Discussion of A General Sample Size Framework

f2harrell · May 23, 2026, 2:28pm

This is a discussion of the 2026-04-29 paper "A general sample size framework for developing or updating a predictive algorithm: with application to clinical prediction models" by RD Riley, R Whittle, M Sadatsafavi, GP Martin, A Pate, GS Collins, & J Ensor in BMC Medical Research Methodology. I look forward to comments being added here by @Gary_Collins and the other authors in addition from readers of the article.

This is an excellent framework, and the video presentation about it here is extremely clear and helpful. A strength of the framework is the provision of uncertainty distributions for metrics such as calibration slope.

Lasso performed better than I anticipated in one of the examples. I would be interested to see a stability analysis added to all lasso examples.

Here are a few questions to start the discussion.

Why would we trust a reference model? Most models are developed using at least one categorization of continuous or ordinal variables, assuming too much linearity, and not sufficiently considering interactions. On the other hand if we use machine learning to create a reference model, it will allow interactions to be as strong as main effects and will likely result in a large amount of overfitting.

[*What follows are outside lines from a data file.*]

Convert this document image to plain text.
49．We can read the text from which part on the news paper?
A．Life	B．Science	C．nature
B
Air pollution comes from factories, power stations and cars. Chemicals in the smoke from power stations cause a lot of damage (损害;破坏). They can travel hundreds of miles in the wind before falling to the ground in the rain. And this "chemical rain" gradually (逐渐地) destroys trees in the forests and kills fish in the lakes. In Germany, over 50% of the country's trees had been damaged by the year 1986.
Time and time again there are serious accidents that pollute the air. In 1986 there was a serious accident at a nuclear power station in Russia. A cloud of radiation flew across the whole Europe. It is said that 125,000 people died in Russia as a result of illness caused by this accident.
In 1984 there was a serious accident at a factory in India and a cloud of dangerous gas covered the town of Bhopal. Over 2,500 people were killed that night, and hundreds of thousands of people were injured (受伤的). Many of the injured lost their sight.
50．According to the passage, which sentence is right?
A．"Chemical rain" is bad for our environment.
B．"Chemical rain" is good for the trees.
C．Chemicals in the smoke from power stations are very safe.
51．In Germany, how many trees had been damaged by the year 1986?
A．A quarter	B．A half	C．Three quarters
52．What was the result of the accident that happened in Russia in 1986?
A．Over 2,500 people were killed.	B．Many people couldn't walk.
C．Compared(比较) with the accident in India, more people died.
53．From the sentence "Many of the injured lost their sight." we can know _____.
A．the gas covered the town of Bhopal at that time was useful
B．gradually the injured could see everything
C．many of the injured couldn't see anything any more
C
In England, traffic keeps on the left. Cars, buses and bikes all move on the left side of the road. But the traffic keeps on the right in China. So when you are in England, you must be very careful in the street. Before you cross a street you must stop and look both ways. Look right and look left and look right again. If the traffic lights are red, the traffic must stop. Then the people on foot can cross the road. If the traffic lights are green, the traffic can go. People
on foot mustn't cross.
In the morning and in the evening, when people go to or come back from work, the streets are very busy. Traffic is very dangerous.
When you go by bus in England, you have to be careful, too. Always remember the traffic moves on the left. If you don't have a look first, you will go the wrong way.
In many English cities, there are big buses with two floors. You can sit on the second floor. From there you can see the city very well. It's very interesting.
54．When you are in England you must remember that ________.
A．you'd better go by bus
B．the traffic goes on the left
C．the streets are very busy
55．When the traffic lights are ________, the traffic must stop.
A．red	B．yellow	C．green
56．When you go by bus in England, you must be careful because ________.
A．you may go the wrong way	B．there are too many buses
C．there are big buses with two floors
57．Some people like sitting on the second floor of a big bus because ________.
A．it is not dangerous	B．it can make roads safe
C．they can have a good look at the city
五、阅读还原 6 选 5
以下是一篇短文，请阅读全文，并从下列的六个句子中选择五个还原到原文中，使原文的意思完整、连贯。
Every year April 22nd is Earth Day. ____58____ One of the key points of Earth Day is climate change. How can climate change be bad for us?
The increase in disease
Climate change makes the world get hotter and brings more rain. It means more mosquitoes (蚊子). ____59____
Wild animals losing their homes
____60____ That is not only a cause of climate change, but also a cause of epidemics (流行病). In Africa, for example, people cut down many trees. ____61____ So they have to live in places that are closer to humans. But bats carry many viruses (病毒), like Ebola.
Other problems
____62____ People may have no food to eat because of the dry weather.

Example: a reference model that dichotomized age will pretend that a discontinuous effect of age is correct, and will reward a predictive model that also dichotomizes age (at a similar threshold).
Adjusted R^2 gives a nearly unbiased estimate of model performance (and Bayesian model fitting gives an uncertainty interval for it) that corrects for within-sample overfitting, but AIC is needed (with twice the penalty of adjusted R^2) to estimate likely out-of-sample performance. How do we know that the proposed model gives us enough of the “out-of-sample” variability penalty?
Will the new methods give meaningfully different results than simulating new data using data “like” the data you are going to have in the new study, using a large sample size, playing each developed model against the true risks that are simulated from, and lowering the sample size to finding the breaking point for the proposed model development algorithm?

Trivial note: intervals for calibration slope should be [0.9, \frac{1}{0.9}] not [0.9, 1.1].